How To Stay On Board 

“Man Overboard!”

Most of us, who have taken part in sailing courses, have practiced “Man Overboard” drills, under motor, under sail and usually in calm conditions, no wind, flat seas and plenty of crew to help.

The reality is that many of us sail short-handed, with just our spouse or partner and even with a well-rehearsed plan of action, a successful MOB recovery by one person is very unlikely. Even with a calm sea and no wind, the chill of the water will soon become debilitating and just climbing up a bathing ladder may prove to be a major struggle. Add to this the difficulty of keeping an eye on a body bobbing about in the water while you prepare the rescue gear, the fact that the casualty may be injured or even unconscious and rescue becomes more and more unlikely.

The clear solution is – Don’t go overboard in the first place. “Pretty obvious”, you may say, but something not everyone remembers while out sailing and enjoying themselves.

Wear a lifejacket

There are certain times when a lifejacket should always be worn; on a dinghy, sailboard, PWC or similar, sailing or motoring at night and any time the skipper says it is necessary. It will keep you afloat with your head out of the water and may significantly increase your survival time, but it won’t get you back on board! Lifejackets are however far more comfortable and less bulky than they used to be and in my experience you soon forget you are wearing one.

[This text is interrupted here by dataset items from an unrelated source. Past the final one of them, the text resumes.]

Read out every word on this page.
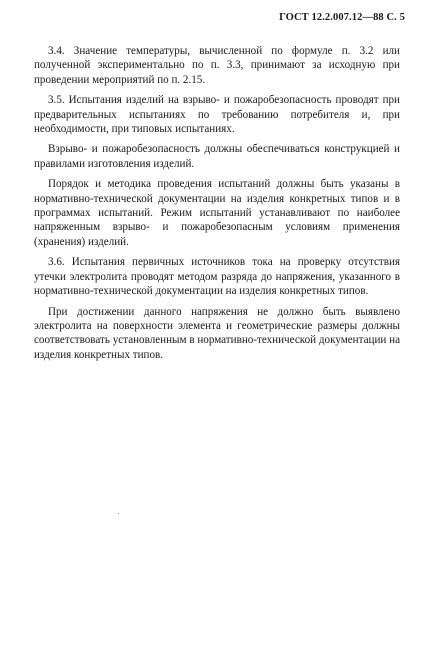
ГОСТ 12.2.007.12—88 С. 5

3.4. Значение температуры, вычисленной по формуле п. 3.2 или полученной экспериментально по п. 3.3, принимают за исходную при проведении мероприятий по п. 2.15.

3.5. Испытания изделий на взрыво- и пожаробезопасность проводят при предварительных испытаниях по требованию потребителя и, при необходимости, при типовых испытаниях.

Взрыво- и пожаробезопасность должны обеспечиваться конструкцией и правилами изготовления изделий.

Порядок и методика проведения испытаний должны быть указаны в нормативно-технической документации на изделия конкретных типов и в программах испытаний. Режим испытаний устанавливают по наиболее напряженным взрыво- и пожаробезопасным условиям применения (хранения) изделий.

3.6. Испытания первичных источников тока на проверку отсутствия утечки электролита проводят методом разряда до напряжения, указанного в нормативно-технической документации на изделия конкретных типов.

При достижении данного напряжения не должно быть выявлено электролита на поверхности элемента и геометрические размеры должны соответствовать установленным в нормативно-технической документации на изделия конкретных типов.
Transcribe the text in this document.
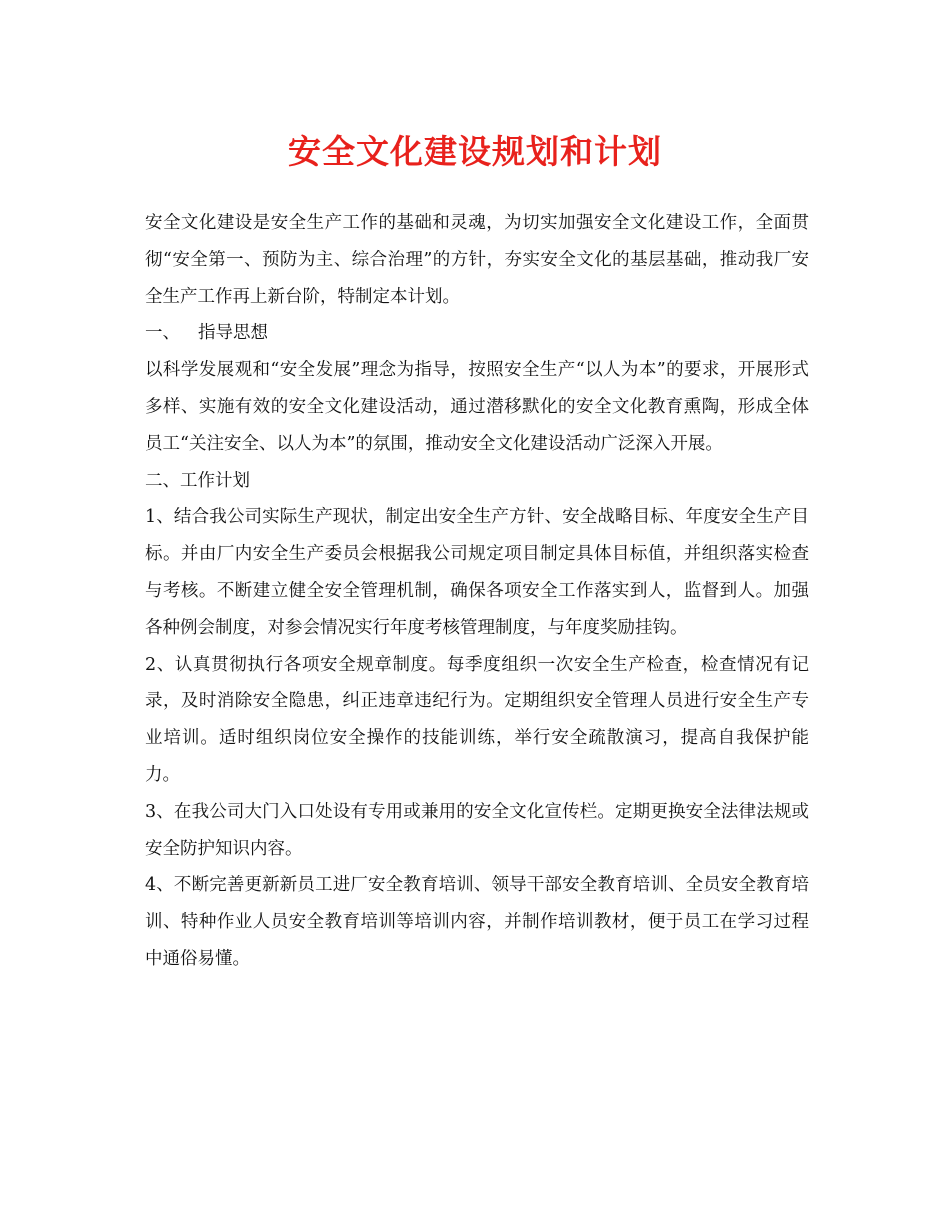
安全文化建设规划和计划

安全文化建设是安全生产工作的基础和灵魂，为切实加强安全文化建设工作，全面贯彻“安全第一、预防为主、综合治理”的方针，夯实安全文化的基层基础，推动我厂安全生产工作再上新台阶，特制定本计划。

一、 指导思想

以科学发展观和“安全发展”理念为指导，按照安全生产“以人为本”的要求，开展形式多样、实施有效的安全文化建设活动，通过潜移默化的安全文化教育熏陶，形成全体员工“关注安全、以人为本”的氛围，推动安全文化建设活动广泛深入开展。

二、工作计划

1、结合我公司实际生产现状，制定出安全生产方针、安全战略目标、年度安全生产目标。并由厂内安全生产委员会根据我公司规定项目制定具体目标值，并组织落实检查与考核。不断建立健全安全管理机制，确保各项安全工作落实到人，监督到人。加强各种例会制度，对参会情况实行年度考核管理制度，与年度奖励挂钩。

2、认真贯彻执行各项安全规章制度。每季度组织一次安全生产检查，检查情况有记录，及时消除安全隐患，纠正违章违纪行为。定期组织安全管理人员进行安全生产专业培训。适时组织岗位安全操作的技能训练，举行安全疏散演习，提高自我保护能力。

3、在我公司大门入口处设有专用或兼用的安全文化宣传栏。定期更换安全法律法规或安全防护知识内容。

4、不断完善更新新员工进厂安全教育培训、领导干部安全教育培训、全员安全教育培训、特种作业人员安全教育培训等培训内容，并制作培训教材，便于员工在学习过程中通俗易懂。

A few tips to help you stay on board

  1. One hand for the boat and one for yourself. In other words hold on. Whatever job you are doing leave one hand free for holding on and be prepared to drop what you are carrying if necessary. After all, your life is more important than equipment or clothing. And men – don’t pee overboard, hanging over the stern with an arm round the backstay. Believe it or not, this has been the cause of more MOB incidents than you would credit.
  2. Grab something solid. Make sure whatever you seize hold of will take your weight. Standing rigging or grab handles are fine but running rigging is not and even guard rails may not be strong enough to hold you.
  3. Wear a harness and tether. As long as you are clipped on to a strong point well inboard and on a short enough tether, at least this will keep you on board. Two lines enable you to be clipped on at all times. As you move about, transfer your tether from one point to another. Check the stitching regularly, rinse them in clear water after use and dry them well.
  4. Sensible footwear. Use shoes or boots with good grip on all surfaces, even when wet and avoid bare feet which can result in badly stubbed toes and cuts.
  5. Your position. Keep low, as you are less likely to lose your balance. There is nothing wrong with using your hands and knees, even if it doesn’t look very “macho”. But try to stay on the windward side of the boat as you will have a better chance of grabbing something solid if necessary.
  6. Share information. Let your crew know if you are leaving the cockpit to go forward and get them to keep an eye on you. Try to avoid leaving the cockpit if all your crew are below. Warn your crew if you see big waves or swell approaching, especially if they are not in the cockpit.
  7. Keep warm.  It is very easy to get cold, especially if you are feeling sea sick and are reluctant to go below to fetch more clothes. Don’t be afraid of asking someone to collect another layer for you. Being cold slows down your reaction time and takes your mind off safety. Freezing hands don’t grip so well and cold bodies are stiffer and slower to move.
  8. Don’t carry too much sail. If you’re thinking of reefing – do it straight away. The longer you leave it, the more difficult it will be and the more dangerous. You can shake a reef out far more easily than taking one in.
  9. Bear away. If you need to steady the boat or level it for someone working on deck, don’t be afraid to bear away from the wind. A little loss of speed is well worth the increased safety.
  10. Heave to. This is usually a simple operation and is a quick and easy way to stop the boat. It will give you the opportunity to do a quick running repair safely, make it easier for someone moving around the boat, or simply give the crew a moment or two to relax or review a difficult situation.
  11. The skipper is in charge. As the skipper is in charge of the boat and its crew, he should not hesitate to give clear guidelines on all behaviour around the boat. Similarly the crew should follow the skipper’s instructions, but not be afraid to ask if they do not understand.
  12. A safe boat. However expert a skipper and crew are, the boat itself should be as safe as possible. There should be enough strong cockpit anchor points for everyone to clip on. Jackstays should be rigged at all times when underway and be strong enough to take the bodyweight of the heaviest crew. Extra grab handles can be fitted to make it safer to move around the boat. Look at slippery areas and apply non-slip tape. Make sure that warps and sheets are not left trailing untidily where crew members might trip over them.

These 12 tips are not a replacement for MOB drill and I would always recommend sailors practicing whenever they can. But bearing them in mind might just make MOB a little more unlikely. Sailing will never be a completely safe sport. Would we want it to be?  But keeping safe will at least allow us to carry on taking part in the sport we love.